Students’ experience of sex education ‘terrible’

Almost three quarters of secondary school students described their experience of sex education at school as “terrible” or “bad” in a survey published by the Irish Second-Level Students’ Union (ISSU).

Students’ experience of sex education ‘terrible’

More than a quarter (28%) said they received no information about contraception in school, a finding described as “extremely worrying” by the ISSU.

The ISSU presented its findings at yesterday’s meeting of the Joint Committee on Education and Skills.

The committee met to discuss the progress made on the Review of Relationships and Sexuality Education with a number of witnesses representing teachers, parents, and students.

Education Minister Richard Bruton asked policymakers last month to review the 20-year-old curriculum on relationships and sexuality education (RSE) so that it meets the needs of young people.

He specifically asked the State’s advisory body on the curriculum to consider updating information on sexual consent at both primary and secondary level.

ISSU welfare and equality officer, Eboni Burke, said the study found that almost 90% of students did not have RSE on a regular basis. She said the results emphasised the need for regular RSE and also suggested that most schools were in breach of the current curriculum guidelines on sexual education.

Ms Burke said the survey, based on over 780 responses received by the ISSU over two days, highlighted the need for “drastic changes” in how RSE is provided in schools. The students ranked consent ahead of sexual health, contraception, sexuality and identity.

However, 65% of students said they had not learned about consent in school and 61% said they had not learned about sexuality.

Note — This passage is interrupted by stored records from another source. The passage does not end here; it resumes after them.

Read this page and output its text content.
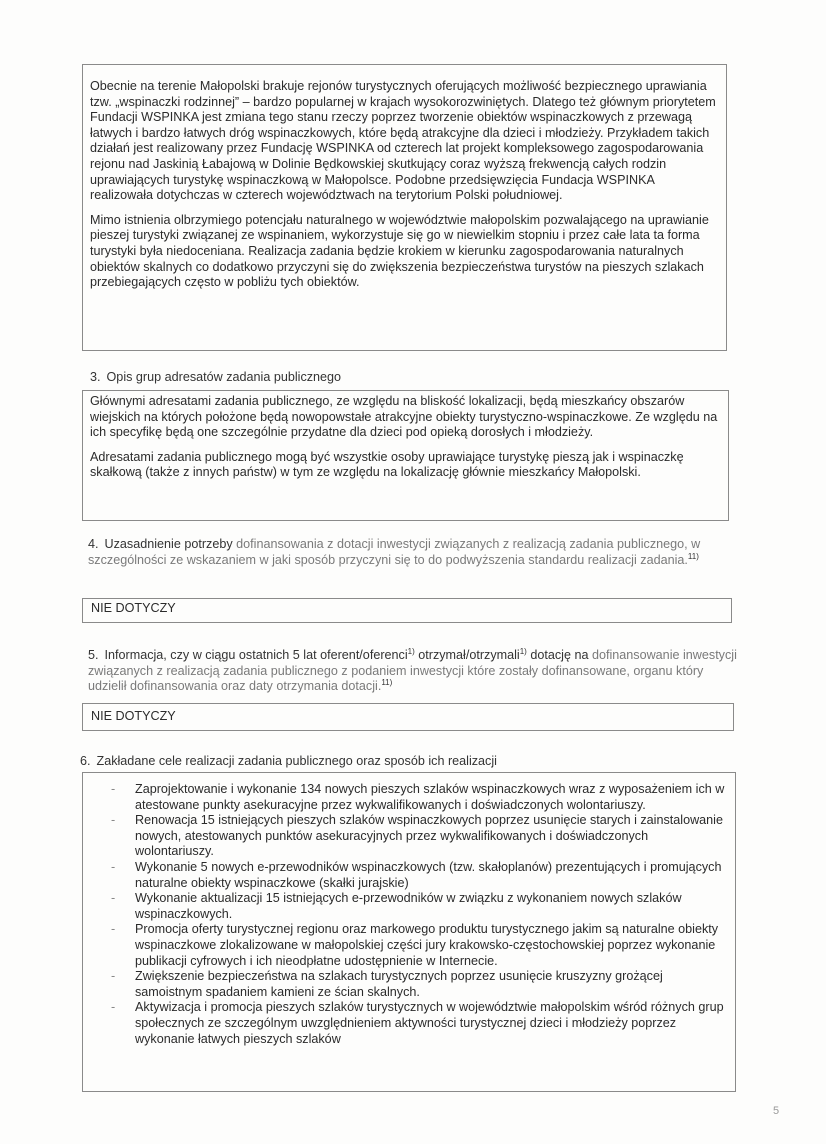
Obecnie na terenie Małopolski brakuje rejonów turystycznych oferujących możliwość bezpiecznego uprawiania tzw. „wspinaczki rodzinnej” – bardzo popularnej w krajach wysokorozwiniętych. Dlatego też głównym priorytetem Fundacji WSPINKA jest zmiana tego stanu rzeczy poprzez tworzenie obiektów wspinaczkowych z przewagą łatwych i bardzo łatwych dróg wspinaczkowych, które będą atrakcyjne dla dzieci i młodzieży. Przykładem takich działań jest realizowany przez Fundację WSPINKA od czterech lat projekt kompleksowego zagospodarowania rejonu nad Jaskinią Łabajową w Dolinie Będkowskiej skutkujący coraz wyższą frekwencją całych rodzin uprawiających turystykę wspinaczkową w Małopolsce. Podobne przedsięwzięcia Fundacja WSPINKA realizowała dotychczas w czterech województwach na terytorium Polski południowej.

Mimo istnienia olbrzymiego potencjału naturalnego w województwie małopolskim pozwalającego na uprawianie pieszej turystyki związanej ze wspinaniem, wykorzystuje się go w niewielkim stopniu i przez całe lata ta forma turystyki była niedoceniana. Realizacja zadania będzie krokiem w kierunku zagospodarowania naturalnych obiektów skalnych co dodatkowo przyczyni się do zwiększenia bezpieczeństwa turystów na pieszych szlakach przebiegających często w pobliżu tych obiektów.

3. Opis grup adresatów zadania publicznego

Głównymi adresatami zadania publicznego, ze względu na bliskość lokalizacji, będą mieszkańcy obszarów wiejskich na których położone będą nowopowstałe atrakcyjne obiekty turystyczno-wspinaczkowe. Ze względu na ich specyfikę będą one szczególnie przydatne dla dzieci pod opieką dorosłych i młodzieży.

Adresatami zadania publicznego mogą być wszystkie osoby uprawiające turystykę pieszą jak i wspinaczkę skałkową (także z innych państw) w tym ze względu na lokalizację głównie mieszkańcy Małopolski.

4. Uzasadnienie potrzeby dofinansowania z dotacji inwestycji związanych z realizacją zadania publicznego, w szczególności ze wskazaniem w jaki sposób przyczyni się to do podwyższenia standardu realizacji zadania.$^{11)}$
NIE DOTYCZY
5. Informacja, czy w ciągu ostatnich 5 lat oferent/oferenci$^{1)}$ otrzymał/otrzymali$^{1)}$ dotację na dofinansowanie inwestycji związanych z realizacją zadania publicznego z podaniem inwestycji które zostały dofinansowane, organu który udzielił dofinansowania oraz daty otrzymania dotacji.$^{11)}$
NIE DOTYCZY
6. Zakładane cele realizacji zadania publicznego oraz sposób ich realizacji
- Zaprojektowanie i wykonanie 134 nowych pieszych szlaków wspinaczkowych wraz z wyposażeniem ich w atestowane punkty asekuracyjne przez wykwalifikowanych i doświadczonych wolontariuszy.
- Renowacja 15 istniejących pieszych szlaków wspinaczkowych poprzez usunięcie starych i zainstalowanie nowych, atestowanych punktów asekuracyjnych przez wykwalifikowanych i doświadczonych wolontariuszy.
- Wykonanie 5 nowych e-przewodników wspinaczkowych (tzw. skałoplanów) prezentujących i promujących naturalne obiekty wspinaczkowe (skałki jurajskie)
- Wykonanie aktualizacji 15 istniejących e-przewodników w związku z wykonaniem nowych szlaków wspinaczkowych.
- Promocja oferty turystycznej regionu oraz markowego produktu turystycznego jakim są naturalne obiekty wspinaczkowe zlokalizowane w małopolskiej części jury krakowsko-częstochowskiej poprzez wykonanie publikacji cyfrowych i ich nieodpłatne udostępnienie w Internecie.
- Zwiększenie bezpieczeństwa na szlakach turystycznych poprzez usunięcie kruszyzny grożącej samoistnym spadaniem kamieni ze ścian skalnych.
- Aktywizacja i promocja pieszych szlaków turystycznych w województwie małopolskim wśród różnych grup społecznych ze szczególnym uwzględnieniem aktywności turystycznej dzieci i młodzieży poprzez wykonanie łatwych pieszych szlaków
5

Ms Burke said it was essential that teachers were properly trained if they were to be the main RSE providers. The ISSU is also recommending that drug and alcohol awareness be included among the many changes that need to be made urgently to how RSE is taught.

There should be one RSE module for every school and the school’s patronage must not impact on the type or quality of RSE that students receive.

“We believe there should be specific lessons in relation to sexuality, relationships, consent, gender identity, RSE in the digital age, sexual health and sexually transmitted infections, contraception, mental health and drug awareness with regard to consent,” said Ms Burke.

Chief executive of the National Council for Curriculum and Assessment, John Hammond, said the review would include consent and developments in contraception.

Also included is the safe use of the internet and social media, particularly its effects on relationships and self-esteem.

“The review of RSE with be an extensive, complex, multi-dimensional piece of work. We recognise its contested and controversial nature and its topical relevance,” said Mr Hammond.

He said the minister’s request and review of RSE would be discussed at the NCCA’s meeting tomorrow.